Despite the pending victory, Frederick Kagan, the director of American Enterprise Institute’s Critical Threats Project, has cautioned that losing Sirte will not mitigate the ISIS threat in Libya.

“The fall of Sirte is not an existential threat to ISIS in Libya,” wrote Kagan in an emailed statement Thursday. He explained that “the majority of ISIS’s fighting force has withdrawn to southern Libya or infiltrated civilian populations.”

Militias loyal to the U.N. and Western-backed Government of National Accord (GNA) have been engaged with ISIS forces in Sirte for weeks.
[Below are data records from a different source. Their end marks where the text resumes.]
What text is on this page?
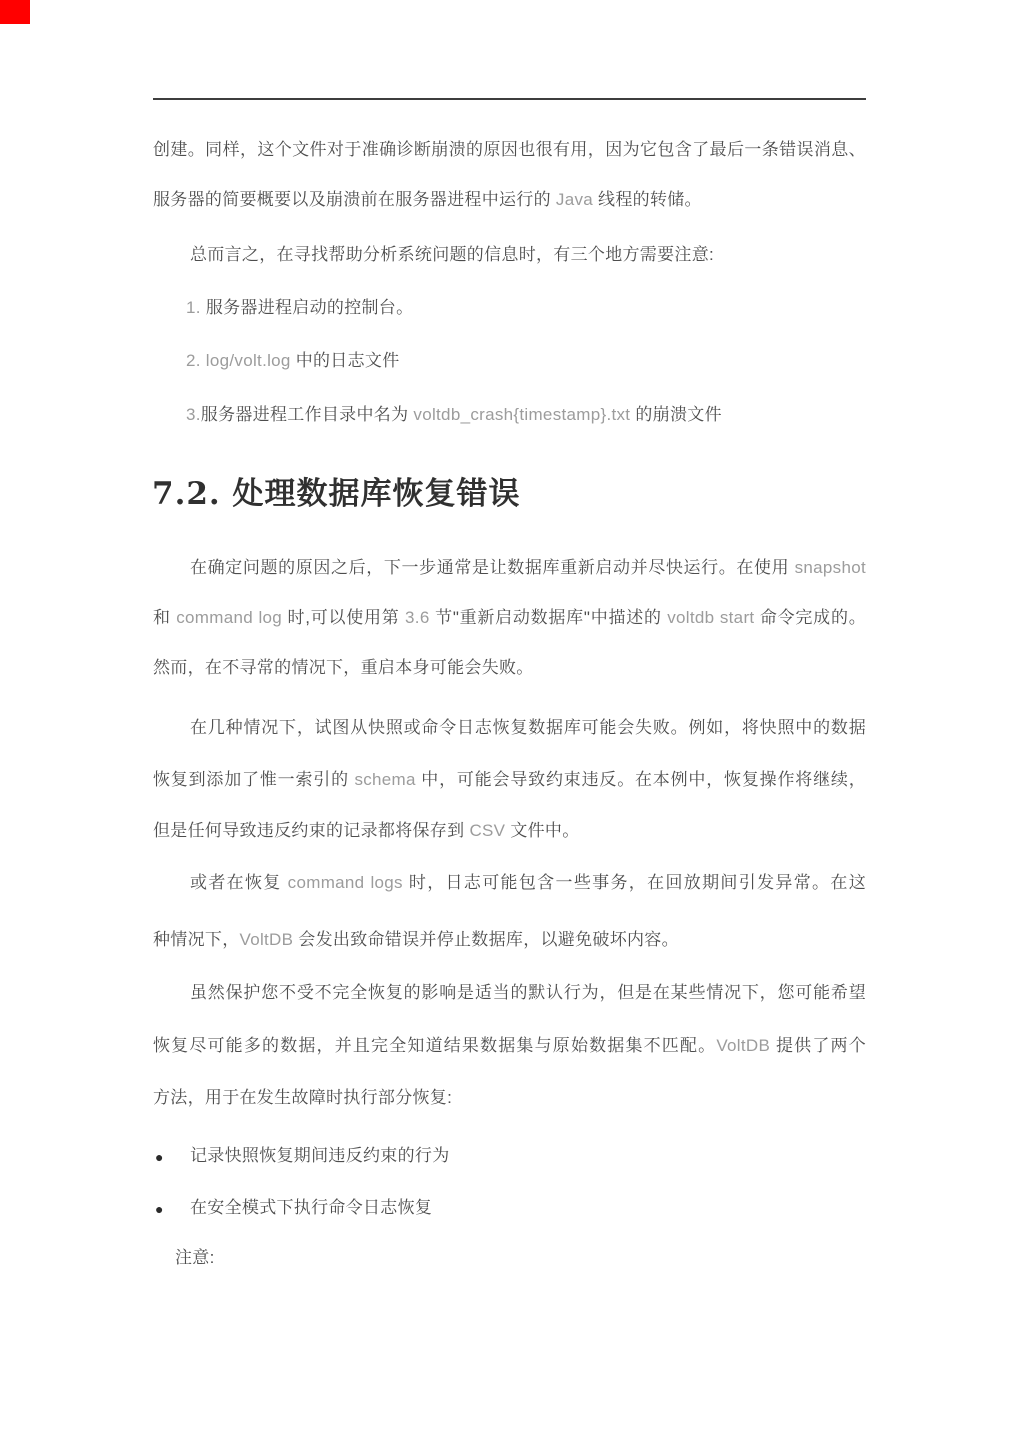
7.2. 处理数据库恢复错误
创建。同样，这个文件对于准确诊断崩溃的原因也很有用，因为它包含了最后一条错误消息、
服务器的简要概要以及崩溃前在服务器进程中运行的 Java 线程的转储。
总而言之，在寻找帮助分析系统问题的信息时，有三个地方需要注意:
1. 服务器进程启动的控制台。
2. log/volt.log 中的日志文件
3.服务器进程工作目录中名为 voltdb_crash{timestamp}.txt 的崩溃文件
在确定问题的原因之后，下一步通常是让数据库重新启动并尽快运行。在使用 snapshot
和 command log 时,可以使用第 3.6 节"重新启动数据库"中描述的 voltdb start 命令完成的。
然而，在不寻常的情况下，重启本身可能会失败。
在几种情况下，试图从快照或命令日志恢复数据库可能会失败。例如，将快照中的数据
恢复到添加了惟一索引的 schema 中，可能会导致约束违反。在本例中，恢复操作将继续，
但是任何导致违反约束的记录都将保存到 CSV 文件中。
或者在恢复 command logs 时，日志可能包含一些事务，在回放期间引发异常。在这
种情况下，VoltDB 会发出致命错误并停止数据库，以避免破坏内容。
虽然保护您不受不完全恢复的影响是适当的默认行为，但是在某些情况下，您可能希望
恢复尽可能多的数据，并且完全知道结果数据集与原始数据集不匹配。VoltDB 提供了两个
方法，用于在发生故障时执行部分恢复:
● 记录快照恢复期间违反约束的行为
● 在安全模式下执行命令日志恢复
注意:
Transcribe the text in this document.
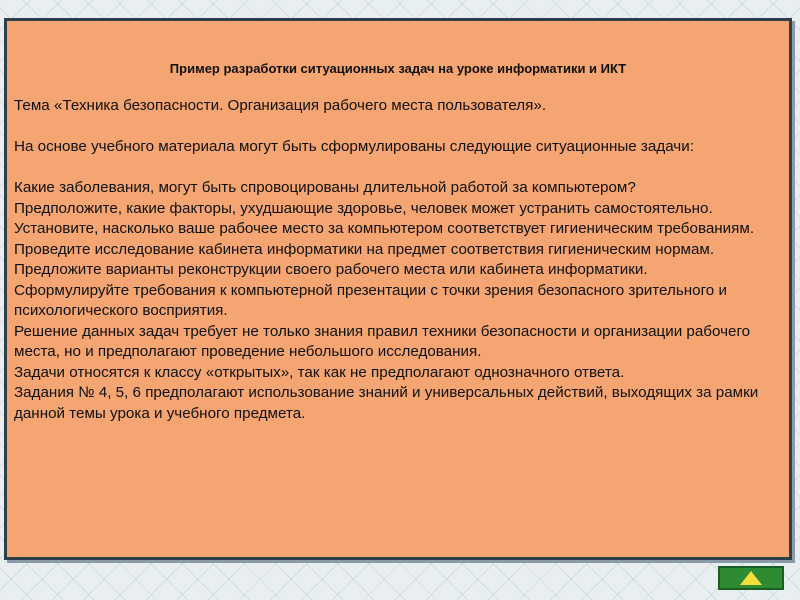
Пример разработки ситуационных задач на уроке информатики и ИКТ

Тема «Техника безопасности. Организация рабочего места пользователя».

На основе учебного материала могут быть сформулированы следующие ситуационные задачи:

Какие заболевания, могут быть спровоцированы длительной работой за компьютером?

Предположите, какие факторы, ухудшающие здоровье, человек может устранить самостоятельно.

Установите, насколько ваше рабочее место за компьютером соответствует гигиеническим требованиям.

Проведите исследование кабинета информатики на предмет соответствия гигиеническим нормам.

Предложите варианты реконструкции своего рабочего места или кабинета информатики.

Сформулируйте требования к компьютерной презентации с точки зрения безопасного зрительного и психологического восприятия.

Решение данных задач требует не только знания правил техники безопасности и организации рабочего места, но и предполагают проведение небольшого исследования.

Задачи относятся к классу «открытых», так как не предполагают однозначного ответа.

Задания № 4, 5, 6 предполагают использование знаний и универсальных действий, выходящих за рамки данной темы урока и учебного предмета.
The battle tipped in the militias’ favor when the U.S. began conducting air strikes Aug. 1.

Sirte, the only Libyan city conquered by ISIS, has been controlled by the terrorist group since February, 2015. Many of the 5,000 fighters who initially took the city were veterans from ISIS’ campaigns in Iraq and Syria, the group’s so-called “parent tumor.” Currently, officials have estimated less than 1,000 fighters remain in Sirte, although they are well dug-in.

Retaking Sirte serves a dual-purpose for the fragile GNA. First, it removes ISIS as a security threat in the region. Second, the defeat of ISIS will help the GNA establish legitimacy over rival politicians and militia groups.

Kagan noted that ISIS in Libya could revert to more terrorist-like tactics should it lose its conventional territory.

“ISIS may reconstitute in a safe haven in southern Libya, from which it will resume attacks in northern Libya and attack into neighboring Tunisia and Algeria.”